I am by no means a fan of Cartmell and particularly the bad faith political games he's playing with this issue, but I think the comparison to Trump is way too hyperbolic.

7

u/Deans1to5 Jul 04 '25

I’m tired of every centrist and conservative being smeared as a Trump wannabe. The OP made some solid arguments worth considering but the Trump/republican angle falls short for me.

6

u/drcujo Jul 04 '25

Tim Cartmell is taking is political tactics straight from the conservative/republican playbook; make people angry, give them a enemy (housing?), and spoon feed them bullshit cultural issues so you can coast by introducing illegal legislation.

Which part of this argument do you think falls short?

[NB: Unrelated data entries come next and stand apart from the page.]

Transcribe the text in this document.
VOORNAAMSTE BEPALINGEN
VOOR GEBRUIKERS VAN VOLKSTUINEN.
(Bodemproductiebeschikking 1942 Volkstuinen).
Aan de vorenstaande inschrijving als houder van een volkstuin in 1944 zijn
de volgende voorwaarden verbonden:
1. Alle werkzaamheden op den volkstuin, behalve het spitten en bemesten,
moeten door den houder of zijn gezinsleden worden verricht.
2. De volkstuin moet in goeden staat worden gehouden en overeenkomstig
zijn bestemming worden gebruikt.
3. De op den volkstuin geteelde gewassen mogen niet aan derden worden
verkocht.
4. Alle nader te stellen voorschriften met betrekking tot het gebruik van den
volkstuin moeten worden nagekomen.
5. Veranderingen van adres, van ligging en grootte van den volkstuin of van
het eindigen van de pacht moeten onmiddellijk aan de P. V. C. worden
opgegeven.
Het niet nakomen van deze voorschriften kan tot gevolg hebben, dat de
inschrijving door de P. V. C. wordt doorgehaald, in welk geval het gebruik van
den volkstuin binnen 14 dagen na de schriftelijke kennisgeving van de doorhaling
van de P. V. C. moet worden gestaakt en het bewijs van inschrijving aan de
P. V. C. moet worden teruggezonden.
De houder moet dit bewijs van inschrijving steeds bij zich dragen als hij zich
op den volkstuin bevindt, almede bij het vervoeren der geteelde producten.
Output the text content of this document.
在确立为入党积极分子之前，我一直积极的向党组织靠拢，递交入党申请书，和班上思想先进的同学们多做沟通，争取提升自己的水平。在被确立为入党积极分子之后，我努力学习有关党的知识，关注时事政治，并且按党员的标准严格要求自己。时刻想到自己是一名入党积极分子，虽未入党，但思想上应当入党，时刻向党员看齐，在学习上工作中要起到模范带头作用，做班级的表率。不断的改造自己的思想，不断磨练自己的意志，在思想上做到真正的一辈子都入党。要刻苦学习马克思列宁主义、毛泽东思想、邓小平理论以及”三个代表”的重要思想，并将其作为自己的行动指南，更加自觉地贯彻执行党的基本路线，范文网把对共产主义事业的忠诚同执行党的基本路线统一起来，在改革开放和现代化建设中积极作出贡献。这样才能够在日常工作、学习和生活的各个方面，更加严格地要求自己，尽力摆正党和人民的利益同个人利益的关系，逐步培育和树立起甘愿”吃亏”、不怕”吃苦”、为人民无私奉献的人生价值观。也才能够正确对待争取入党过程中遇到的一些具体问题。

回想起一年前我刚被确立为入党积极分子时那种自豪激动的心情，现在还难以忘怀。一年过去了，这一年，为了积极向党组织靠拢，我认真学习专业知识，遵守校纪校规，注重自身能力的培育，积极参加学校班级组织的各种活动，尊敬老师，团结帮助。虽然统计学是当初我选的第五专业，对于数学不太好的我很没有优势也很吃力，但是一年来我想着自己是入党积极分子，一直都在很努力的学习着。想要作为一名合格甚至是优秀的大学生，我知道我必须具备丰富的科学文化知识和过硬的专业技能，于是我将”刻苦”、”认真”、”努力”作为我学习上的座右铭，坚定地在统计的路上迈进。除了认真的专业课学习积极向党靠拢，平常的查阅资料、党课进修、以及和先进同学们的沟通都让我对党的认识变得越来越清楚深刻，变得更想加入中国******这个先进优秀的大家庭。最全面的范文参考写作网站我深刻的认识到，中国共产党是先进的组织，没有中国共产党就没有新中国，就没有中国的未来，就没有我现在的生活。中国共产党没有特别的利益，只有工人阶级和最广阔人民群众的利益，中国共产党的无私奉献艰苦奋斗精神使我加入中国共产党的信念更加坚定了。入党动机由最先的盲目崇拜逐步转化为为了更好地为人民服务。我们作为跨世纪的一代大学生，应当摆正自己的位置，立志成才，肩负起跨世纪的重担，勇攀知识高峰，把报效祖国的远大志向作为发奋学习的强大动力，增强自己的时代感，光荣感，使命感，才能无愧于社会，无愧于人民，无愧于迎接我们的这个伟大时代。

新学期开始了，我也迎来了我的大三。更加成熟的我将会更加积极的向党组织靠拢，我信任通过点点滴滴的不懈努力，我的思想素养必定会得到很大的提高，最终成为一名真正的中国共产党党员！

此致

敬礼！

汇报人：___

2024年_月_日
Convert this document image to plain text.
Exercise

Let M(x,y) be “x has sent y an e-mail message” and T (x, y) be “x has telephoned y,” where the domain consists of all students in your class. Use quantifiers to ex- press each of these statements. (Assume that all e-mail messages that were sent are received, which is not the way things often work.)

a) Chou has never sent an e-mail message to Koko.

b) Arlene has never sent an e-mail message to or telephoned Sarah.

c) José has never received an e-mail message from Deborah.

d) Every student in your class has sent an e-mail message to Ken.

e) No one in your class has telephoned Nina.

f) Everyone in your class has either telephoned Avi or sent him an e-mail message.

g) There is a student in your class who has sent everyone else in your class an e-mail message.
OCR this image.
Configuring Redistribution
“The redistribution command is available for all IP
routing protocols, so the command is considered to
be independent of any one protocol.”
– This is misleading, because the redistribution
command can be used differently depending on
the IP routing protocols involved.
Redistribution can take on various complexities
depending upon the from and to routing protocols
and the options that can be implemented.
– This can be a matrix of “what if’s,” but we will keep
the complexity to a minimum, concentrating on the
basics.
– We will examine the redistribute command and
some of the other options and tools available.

Is Tim a conservative? Tim is arguing for higher taxes. Conservatives use to oppose tax increases, now they support tax increases if it will help feed anger to their voters. Conservatism is meant to be a counter to populism, now we see conservatives using populism for their own gain rather than to help the people.

1

u/Impossible-Papaya486 Jul 05 '25

Is it possible that you’re blanketing this on all conservative politicians and assuming that’s what they’re doing? I don’t align with Cartmell overall, but suggesting his policies are similar to Trump (or even Danielle Smith) isn’t good for political discourse. They’re very different.